Eine objektive Wertordnung, die dem individuellen Gutdünken vorgegeben ist, kann aber, wie Recktenwald aufzeigt, nicht menschengemacht sein. Der Mensch erfährt diese Wertordnung, vor allem die Würde sowie das Sittengesetz, das mit ihr verbunden ist, daher auch auf rezeptive Art und Weise. Daraus zieht Recktenwald den Schluss, dass die Vernunft, anders als Kant dachte, letztlich nicht "ein Vermögen der Spontaneität", sondern ein "rezeptives Vermögen" ist (156).

Autonomie und Theonomie

Von hier aus gelangt Recktenwald zu seiner vielleicht überraschendsten Einsicht: Die kantische Autonomie führt, wenn sie konsequent zu Ende und damit über ihre eigenen Beschränktheiten hinaus gedacht wird, zur Theonomie: zur Gesetzgebung Gottes.
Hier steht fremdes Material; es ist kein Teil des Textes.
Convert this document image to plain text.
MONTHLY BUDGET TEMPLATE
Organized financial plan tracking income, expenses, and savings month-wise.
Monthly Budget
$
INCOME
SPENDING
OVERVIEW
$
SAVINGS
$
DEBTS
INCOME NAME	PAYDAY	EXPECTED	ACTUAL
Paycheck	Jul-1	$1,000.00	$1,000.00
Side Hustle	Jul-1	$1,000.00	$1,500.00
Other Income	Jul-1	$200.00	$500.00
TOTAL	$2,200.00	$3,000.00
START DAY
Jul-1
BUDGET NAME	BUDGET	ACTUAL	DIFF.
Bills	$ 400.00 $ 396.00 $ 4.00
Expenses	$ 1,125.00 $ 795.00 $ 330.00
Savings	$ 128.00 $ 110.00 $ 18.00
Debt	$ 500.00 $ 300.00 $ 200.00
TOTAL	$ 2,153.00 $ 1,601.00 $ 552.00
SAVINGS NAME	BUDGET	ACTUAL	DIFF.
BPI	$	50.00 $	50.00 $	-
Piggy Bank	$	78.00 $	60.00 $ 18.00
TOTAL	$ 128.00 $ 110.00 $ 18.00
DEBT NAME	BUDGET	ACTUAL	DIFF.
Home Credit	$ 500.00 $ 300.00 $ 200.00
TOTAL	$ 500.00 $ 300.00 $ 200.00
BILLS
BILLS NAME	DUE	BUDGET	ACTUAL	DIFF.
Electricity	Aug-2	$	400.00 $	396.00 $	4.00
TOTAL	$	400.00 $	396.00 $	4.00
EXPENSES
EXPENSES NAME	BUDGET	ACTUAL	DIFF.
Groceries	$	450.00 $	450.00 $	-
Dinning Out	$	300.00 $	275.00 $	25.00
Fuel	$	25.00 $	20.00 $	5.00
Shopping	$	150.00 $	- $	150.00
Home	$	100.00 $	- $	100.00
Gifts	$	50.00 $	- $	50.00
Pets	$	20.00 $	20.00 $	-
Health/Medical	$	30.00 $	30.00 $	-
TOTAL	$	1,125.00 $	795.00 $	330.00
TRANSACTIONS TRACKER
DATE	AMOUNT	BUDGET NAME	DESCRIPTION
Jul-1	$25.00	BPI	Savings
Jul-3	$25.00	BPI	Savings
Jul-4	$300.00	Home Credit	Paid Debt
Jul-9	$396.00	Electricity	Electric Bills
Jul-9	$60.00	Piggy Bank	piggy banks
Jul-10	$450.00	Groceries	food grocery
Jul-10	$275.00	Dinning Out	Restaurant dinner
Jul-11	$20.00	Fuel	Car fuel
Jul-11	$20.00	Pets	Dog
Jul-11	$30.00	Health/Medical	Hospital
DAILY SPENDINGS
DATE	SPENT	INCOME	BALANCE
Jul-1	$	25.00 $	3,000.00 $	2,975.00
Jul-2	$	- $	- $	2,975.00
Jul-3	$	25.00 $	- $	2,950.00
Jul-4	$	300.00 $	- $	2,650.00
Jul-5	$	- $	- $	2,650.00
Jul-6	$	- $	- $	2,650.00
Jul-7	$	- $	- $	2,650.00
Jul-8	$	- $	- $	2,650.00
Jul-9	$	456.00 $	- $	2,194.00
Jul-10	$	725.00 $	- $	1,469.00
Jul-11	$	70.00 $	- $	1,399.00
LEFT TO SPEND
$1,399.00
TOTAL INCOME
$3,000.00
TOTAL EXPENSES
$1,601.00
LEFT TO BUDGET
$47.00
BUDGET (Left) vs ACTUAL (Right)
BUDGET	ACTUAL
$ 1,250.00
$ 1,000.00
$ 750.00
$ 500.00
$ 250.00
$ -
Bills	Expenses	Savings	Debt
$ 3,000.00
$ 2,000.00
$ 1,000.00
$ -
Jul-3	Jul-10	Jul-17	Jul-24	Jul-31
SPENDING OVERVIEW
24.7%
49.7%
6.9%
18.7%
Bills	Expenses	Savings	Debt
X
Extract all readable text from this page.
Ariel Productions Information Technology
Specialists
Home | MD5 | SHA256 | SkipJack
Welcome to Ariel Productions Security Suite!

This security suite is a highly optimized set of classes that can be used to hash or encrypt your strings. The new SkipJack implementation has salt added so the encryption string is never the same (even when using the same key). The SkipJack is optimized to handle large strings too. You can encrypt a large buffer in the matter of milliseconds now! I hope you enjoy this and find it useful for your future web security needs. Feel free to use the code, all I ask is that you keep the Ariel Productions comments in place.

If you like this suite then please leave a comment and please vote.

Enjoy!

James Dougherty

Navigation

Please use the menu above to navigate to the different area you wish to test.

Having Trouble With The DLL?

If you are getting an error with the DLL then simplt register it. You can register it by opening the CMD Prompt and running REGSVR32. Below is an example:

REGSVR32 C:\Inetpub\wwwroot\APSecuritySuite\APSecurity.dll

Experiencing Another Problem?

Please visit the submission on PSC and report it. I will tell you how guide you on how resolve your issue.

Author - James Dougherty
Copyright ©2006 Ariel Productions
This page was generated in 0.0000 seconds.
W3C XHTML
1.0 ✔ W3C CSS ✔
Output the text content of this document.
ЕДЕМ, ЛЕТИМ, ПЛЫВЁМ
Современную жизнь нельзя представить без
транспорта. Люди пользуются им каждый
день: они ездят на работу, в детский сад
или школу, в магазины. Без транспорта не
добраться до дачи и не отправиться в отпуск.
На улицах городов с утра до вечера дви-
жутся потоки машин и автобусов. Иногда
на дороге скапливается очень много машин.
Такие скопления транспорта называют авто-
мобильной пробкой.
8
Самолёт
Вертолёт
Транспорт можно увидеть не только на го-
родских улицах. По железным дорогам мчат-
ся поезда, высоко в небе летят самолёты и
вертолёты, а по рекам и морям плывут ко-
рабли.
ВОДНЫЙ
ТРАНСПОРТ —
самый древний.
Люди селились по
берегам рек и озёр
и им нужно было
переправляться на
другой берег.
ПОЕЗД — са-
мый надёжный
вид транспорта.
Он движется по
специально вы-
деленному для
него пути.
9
Denn die gesetzgebende Vernunft, an der sich das menschliche Wollen und Denken auszurichten hat, damit es im erläuterten Sinne "autonom" sein kann, ist gerade keine Menschenvernunft, aber auch kein unpersönliches Abstraktum. Als ontologischer Ort des absoluten Wertes, der Würde, ist diese allgemeine Vernunft vielmehr Person. Mit anderen Worten: Sie ist göttliche Vernunft. In Übereinstimmung mit der göttlichen Vernunft zu wollen und zu handeln, befreit uns von unserem empirischen Ego, das den Schwankungen der Neigungen und Leidenschaften ausgesetzt ist, und verschafft uns Anteil am göttlichen Sein. In diesem Sinne ist Theonomie zugleich die Möglichkeit der Theosis, der wohlverstandenen Vergöttlichung des Menschen. "Theonomie", so Recktenwald daher, "ist mit Autonomie nicht nur kompatibel. Theonomie ist Autonomie in Höchstform" (194).

Recktenwalds Buch beweist, dass es möglich ist, Kant-Kenner zu sein, der Philosophie des Aufklärers mit maximalem hermeneutischem Wohlwollen zu begegnen und zugleich aus überzeugenden philosophischen Gründen über ihn hinauszugehen, um bei einer Position zu landen, die durch und durch mit der katholischen Theologie vereinbar ist. Man kann für die deutsche Gegenwartstheologie nur hoffen, dass ein solcher Umgang mit Kant Schule macht.